Note that I’m not saying the above cannot be done without NULL, just that NULL is a really useful tool in my experience.
Done a fair bit of BI and OLAP this last decade, and I still feel NULL cause more issues than it solves.
For the counting case, sum(case when ... then 1 else 0 end) generally works as well, and generally att little to no cost.
Having nullability as a concept in the query language isn't very problematic though, I might even consider it be helpful on average bas long as a view or table can never contain nulls
Nullable columns in tables and queries is the problem. It boils down to how each nullable columns (in)effectively describes a schema equivalent to a table for each nullable columb, and one for the non-nullable, where the relationship between these tables are quite under constrained.
Thus to ensure data quality and correctness you will have to query all nullable columns of interest to make sure that the various combinations of nulls in those columns doesn't interfere with what you are trying to report. You will also have to track that no component of the system suddenly starts reporting nulls in columns where it didn't use to, as that is equivalent to a schema change.
This wouldn't be much of an issue if there were never more than one nullable column per table, or att the very least that only the absolute minimum of columns were nullable. This is however only very rarely the case, usually there are far too many nullable columns. To make reliable and stable reporting one then has to solve the under specification of the source system in the analysis and reporting pipeline for a class of issues that for the most part should be the responsibility of the source systems.

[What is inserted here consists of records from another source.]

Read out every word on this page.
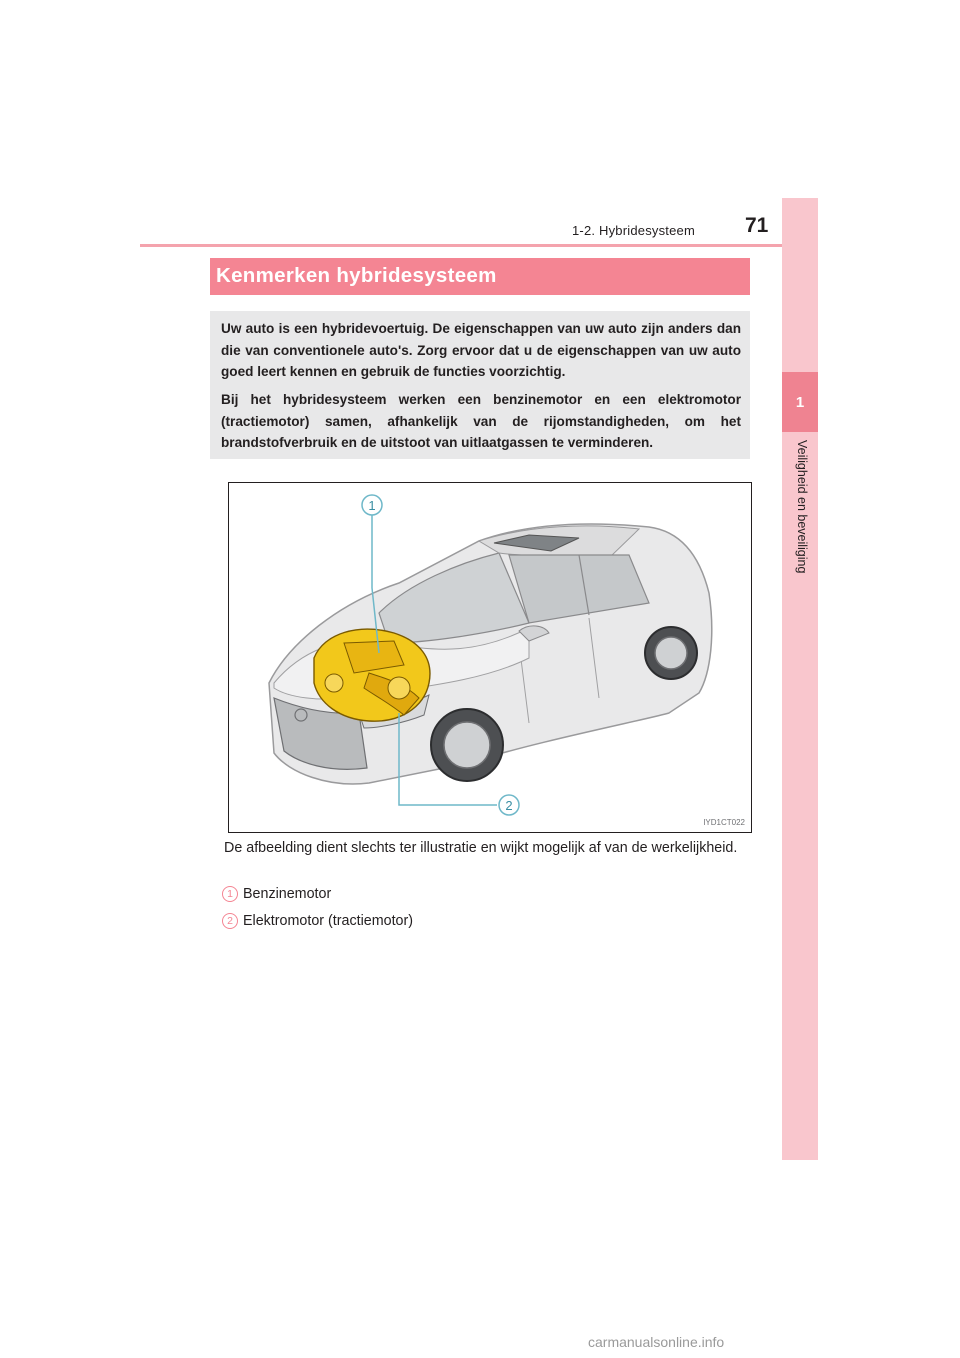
71
1-2. Hybridesysteem
1
Veiligheid en beveiliging
Kenmerken hybridesysteem

Uw auto is een hybridevoertuig. De eigenschappen van uw auto zijn anders dan die van conventionele auto's. Zorg ervoor dat u de eigenschappen van uw auto goed leert kennen en gebruik de functies voorzichtig.

Bij het hybridesysteem werken een benzinemotor en een elektromotor (tractiemotor) samen, afhankelijk van de rijomstandigheden, om het brandstofverbruik en de uitstoot van uitlaatgassen te verminderen.

1
2
IYD1CT022

De afbeelding dient slechts ter illustratie en wijkt mogelijk af van de werkelijkheid.

1 Benzinemotor
2 Elektromotor (tractiemotor)
carmanualsonline.info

Best use of nullls I know of, is using them to lower cost of table scans in Google BigQuery.
Just be careful not to use * , count does not always ignore NULLS, if you specify a column, it ignores NULLS, if you use * then it counts it (this is on SQL Server btw... might be different on other platforms)
It's exactly unlike a monadic option type. It's much more like null is in Java, C# etc. Every type gets a NULL value here, where in ML/Haskell/etc use of Option/Maybe/etc is explicit.
Chapter 3, 'The Structure of the Relational Model', has a helpful background on the origins of table-oriented relational algebra. Unfortunately, it misses the importance of graphs, which afaict, transcend the dependence on tables' bias for normalized topologies of pathologically regular 2D metric spaces, and it even reinforces their relevance by saying, "Intuitively, the data is represented in tables...". Whereas,
> Graphs allow us to build complex, intuitive relationships between data points. Unlike many traditional methods of structuring data, which focus on the format of relationships, graphs focus on the topology of relationships in the dataset.
When it comes to making database concepts more intuitive, I find visually rich representations very helpful, for example using geometric space-encoded logical relationships to aid diagrammatic reasoning.
It goes along well with many other people's efforts to improve mathematical represenations and interfaces through intuitive visualizations, ie:
If you are curious how databases are implemented, here is a simplistic implementation in clear abstractions https://github.com/komu/ahwen
It's a good idea to familiarise with the code in bottom-up order of layers.
Readme says this:
> The implementation takes heavy inspiration from Edward Sciore's SimpleDB, augmented by implementations of various exercises in his textbook Database Design and Implementation.
I see that this is now #3 on the homepage with 112 points but no comments yet. Are people already very familiar with this work? Can some expound on its merits?
I think that a common occurrence on HN, which I'm definitely a perpetrator of, is upvoting things you wish you had a better grasp on. Theory-heavy & math posts seem especially prone to this.
Perhaps people find it interesting but are too shy to leave the first comment. Like being the one to ask a question during a lecture, sometimes it's really hard to put yourself out there.
On the preface of the book (omitted from the ebook), it details several learning paths:
The Classic: a basic database theory course covering the classical material would center around Parts B and C. Chapter 10 and parts of Chapter 9 of Part C are somewhat more advanced and could be skipped. If time allows, some of Chapter 12 and a selection of Part F might be covered.
Feast of Query Languages: a course on the theory of query languages would start with a quick review of the basic material on classical languages (Part B), and continue with Parts D and E. If time allows, some material on languages for complex objects and object-oriented databases (Part F) could be covered.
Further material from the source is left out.